1950 brachen Rothko und seine zweite Frau Mary Alice Beistle zu einer fünfmonatigen Europareise auf, die sie von Frankreich nach Italien und später nach London führte. In Italien besuchte Rothko Venedig, Rom, den Küstenort Santa Marinella, Arezzo und Florenz. Rothko war fasziniert von Tintorettos Gemäldezyklus in der Scuola Grande di San Rocco, von Piero della Francescas und Giottos Fresken in der Basilika von Santa Croce.
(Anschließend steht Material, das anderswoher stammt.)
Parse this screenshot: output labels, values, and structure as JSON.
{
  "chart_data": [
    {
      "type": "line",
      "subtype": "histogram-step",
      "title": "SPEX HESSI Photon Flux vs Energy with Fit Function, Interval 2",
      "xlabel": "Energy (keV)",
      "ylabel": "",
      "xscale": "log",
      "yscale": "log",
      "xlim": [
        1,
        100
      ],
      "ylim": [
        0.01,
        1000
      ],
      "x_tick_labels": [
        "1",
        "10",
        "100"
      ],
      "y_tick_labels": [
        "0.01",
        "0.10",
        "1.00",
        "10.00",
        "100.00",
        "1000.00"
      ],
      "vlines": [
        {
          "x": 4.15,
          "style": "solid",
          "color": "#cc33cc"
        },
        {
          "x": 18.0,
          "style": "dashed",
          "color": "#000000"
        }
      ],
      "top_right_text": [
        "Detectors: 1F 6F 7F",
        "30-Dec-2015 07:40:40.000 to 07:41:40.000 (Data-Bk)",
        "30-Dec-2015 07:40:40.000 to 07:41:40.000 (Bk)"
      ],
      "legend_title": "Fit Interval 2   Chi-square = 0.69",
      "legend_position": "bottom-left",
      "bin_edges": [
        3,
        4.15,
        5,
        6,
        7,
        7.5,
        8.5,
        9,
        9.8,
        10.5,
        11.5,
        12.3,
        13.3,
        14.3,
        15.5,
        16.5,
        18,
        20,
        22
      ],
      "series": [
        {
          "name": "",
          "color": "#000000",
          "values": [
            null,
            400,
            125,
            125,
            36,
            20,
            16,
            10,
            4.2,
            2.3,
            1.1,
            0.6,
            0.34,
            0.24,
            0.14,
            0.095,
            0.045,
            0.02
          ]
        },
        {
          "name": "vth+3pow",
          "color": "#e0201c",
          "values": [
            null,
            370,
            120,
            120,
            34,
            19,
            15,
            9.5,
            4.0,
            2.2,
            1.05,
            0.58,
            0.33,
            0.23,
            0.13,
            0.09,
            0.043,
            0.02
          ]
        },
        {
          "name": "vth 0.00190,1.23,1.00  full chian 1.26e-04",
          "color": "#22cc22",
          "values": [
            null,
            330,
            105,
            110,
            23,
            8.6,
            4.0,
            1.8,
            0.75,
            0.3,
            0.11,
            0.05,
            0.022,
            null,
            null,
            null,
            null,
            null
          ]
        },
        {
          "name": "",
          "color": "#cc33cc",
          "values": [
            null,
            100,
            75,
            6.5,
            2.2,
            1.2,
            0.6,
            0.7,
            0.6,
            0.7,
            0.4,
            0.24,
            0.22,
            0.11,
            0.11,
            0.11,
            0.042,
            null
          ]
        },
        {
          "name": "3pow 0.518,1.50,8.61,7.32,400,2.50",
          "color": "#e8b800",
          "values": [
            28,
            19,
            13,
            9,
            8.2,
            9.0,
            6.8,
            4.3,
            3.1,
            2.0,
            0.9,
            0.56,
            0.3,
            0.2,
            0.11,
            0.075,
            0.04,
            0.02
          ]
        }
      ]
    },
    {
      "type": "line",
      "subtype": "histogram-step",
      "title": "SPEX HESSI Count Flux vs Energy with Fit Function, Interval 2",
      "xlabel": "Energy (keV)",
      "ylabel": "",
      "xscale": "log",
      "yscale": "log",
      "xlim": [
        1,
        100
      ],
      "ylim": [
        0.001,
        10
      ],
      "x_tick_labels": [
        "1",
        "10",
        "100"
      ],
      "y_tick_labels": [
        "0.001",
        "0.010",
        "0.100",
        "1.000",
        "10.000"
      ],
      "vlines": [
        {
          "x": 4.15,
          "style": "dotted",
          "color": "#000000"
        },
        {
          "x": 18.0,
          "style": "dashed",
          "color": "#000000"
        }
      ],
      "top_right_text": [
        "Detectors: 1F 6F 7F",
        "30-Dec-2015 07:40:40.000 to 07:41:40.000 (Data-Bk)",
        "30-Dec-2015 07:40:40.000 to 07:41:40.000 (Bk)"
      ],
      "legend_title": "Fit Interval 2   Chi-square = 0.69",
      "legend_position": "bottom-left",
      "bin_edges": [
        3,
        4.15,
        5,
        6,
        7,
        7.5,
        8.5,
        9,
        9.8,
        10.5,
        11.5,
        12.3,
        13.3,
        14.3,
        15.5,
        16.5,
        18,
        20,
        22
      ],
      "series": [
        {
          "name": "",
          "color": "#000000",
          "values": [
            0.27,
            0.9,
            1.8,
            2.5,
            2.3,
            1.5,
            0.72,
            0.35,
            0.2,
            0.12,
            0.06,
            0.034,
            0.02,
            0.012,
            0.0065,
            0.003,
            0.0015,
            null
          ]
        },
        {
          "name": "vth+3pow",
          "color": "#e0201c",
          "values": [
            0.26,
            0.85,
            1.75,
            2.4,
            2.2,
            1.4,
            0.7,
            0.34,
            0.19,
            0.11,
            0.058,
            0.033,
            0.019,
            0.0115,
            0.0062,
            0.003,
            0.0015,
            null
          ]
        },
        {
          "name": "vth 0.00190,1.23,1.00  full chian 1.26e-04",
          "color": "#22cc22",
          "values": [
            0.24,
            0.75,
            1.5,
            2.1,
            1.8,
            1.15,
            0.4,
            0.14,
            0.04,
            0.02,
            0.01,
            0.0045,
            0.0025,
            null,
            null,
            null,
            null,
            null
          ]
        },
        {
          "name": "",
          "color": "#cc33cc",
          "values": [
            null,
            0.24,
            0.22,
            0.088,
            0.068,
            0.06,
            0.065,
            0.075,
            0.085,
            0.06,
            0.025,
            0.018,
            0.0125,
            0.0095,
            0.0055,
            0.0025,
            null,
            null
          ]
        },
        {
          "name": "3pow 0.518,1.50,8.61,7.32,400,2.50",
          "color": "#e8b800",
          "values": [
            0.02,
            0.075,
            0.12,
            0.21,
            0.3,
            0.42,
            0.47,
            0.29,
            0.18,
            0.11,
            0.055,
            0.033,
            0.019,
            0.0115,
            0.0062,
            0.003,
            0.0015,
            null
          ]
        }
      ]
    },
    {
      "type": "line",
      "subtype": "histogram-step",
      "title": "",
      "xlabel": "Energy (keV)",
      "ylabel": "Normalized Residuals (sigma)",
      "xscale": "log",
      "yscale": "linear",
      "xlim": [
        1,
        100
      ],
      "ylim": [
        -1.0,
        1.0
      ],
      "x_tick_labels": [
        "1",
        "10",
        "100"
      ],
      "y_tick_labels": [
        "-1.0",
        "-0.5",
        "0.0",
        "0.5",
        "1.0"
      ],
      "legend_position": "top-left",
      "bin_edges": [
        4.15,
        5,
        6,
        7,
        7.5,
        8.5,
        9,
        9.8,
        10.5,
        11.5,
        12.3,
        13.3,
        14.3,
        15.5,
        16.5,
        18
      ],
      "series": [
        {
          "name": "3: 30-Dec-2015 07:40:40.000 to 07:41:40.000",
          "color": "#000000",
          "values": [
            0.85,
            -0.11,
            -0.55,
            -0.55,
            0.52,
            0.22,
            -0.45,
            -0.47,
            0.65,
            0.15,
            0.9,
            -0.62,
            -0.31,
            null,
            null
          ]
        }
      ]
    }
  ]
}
Jasper Sharp weist in seinem Katalogtext darauf hin, dass zu den vielen Orten, die Rothko und seine Frau besuchten, zwei Gebäude gehörten, die sein Werk und die Entscheidungen, die er in den nächsten zwanzig Jahren treffen sollte, nachhaltig beeinflussten. Im Kloster von San Marco in Florenz war Rothko fasziniert von dem scheinbar ursprunglosen, gleichmäßig gestreuten Licht, das Fra Angelico in seinen Fresken eingefangen hatte und das den einzelnen Räumen eine tiefe meditative Gelassenheit verlieh. Das zweite Gebäude war die Biblioteca Laurenziana, die Michelangelo Buonarroti für Papst Clemens VII. entworfen hatte und die Rothko später als „das dunkle Gewölbe“ oder seine „Sixtinische Kapelle“ bezeichnete. In Italien erlebte Rothko, wie der Betrachter gemäß dem Renaissance-Ideal in das Kunstwerk eingebunden wird, eine elementare Erfahrung, die für sein späteres Werk prägend werden sollte.
In vier Kabinetten, in denen jeweils nur ein Werk aus den Jahren 1949 bis 1956 hängt, gewährt die Wiener Ausstellung nun ein ähnlich kontemplatives Abenteuer. Ihnen schließt sich ein Raum an, in dem die Werke aus der Serie der „Seagram Murals“ vom Ende der 1950er Jahre versammelt sind. Für das luxuriöse Four Seasons Restaurant im Seagram Building in New York, das von Philip Johnson gestaltet wurde, sollte Rothko auf Einladung des Architekten 1958/59 großformatige Gemälde schaffen. Rothko nahm den Auftrag an und schuf drei Serien von Wandgemälden mit roten, schwarzen und orangefarbenen portalähnliche Flächen auf vielschichtigen dunkel-, purpurroten und kastanienbraunen Gründen. „Nachdem ich einige Zeit an der Arbeit gewesen war, wurde mir klar, dass mich Michelangelos Wände im Treppenhaus der Medici-Bibliothek in Florenz unbewusst beeinflussten. Er hatte genau das Gefühl erreicht, nachdem ich strebe – er gibt dem Betrachter das Gefühl, in einem Raum gefangen zu sein, in dem alle Türen und Fenster zugemauert sind“, beschrieb Rothko rückblickend das Gefühl der Beklemmung und Desorientierung, ausgelöst durch den von Blindfenstern und eingelassenen Vertäfelungen geprägten Innenraum.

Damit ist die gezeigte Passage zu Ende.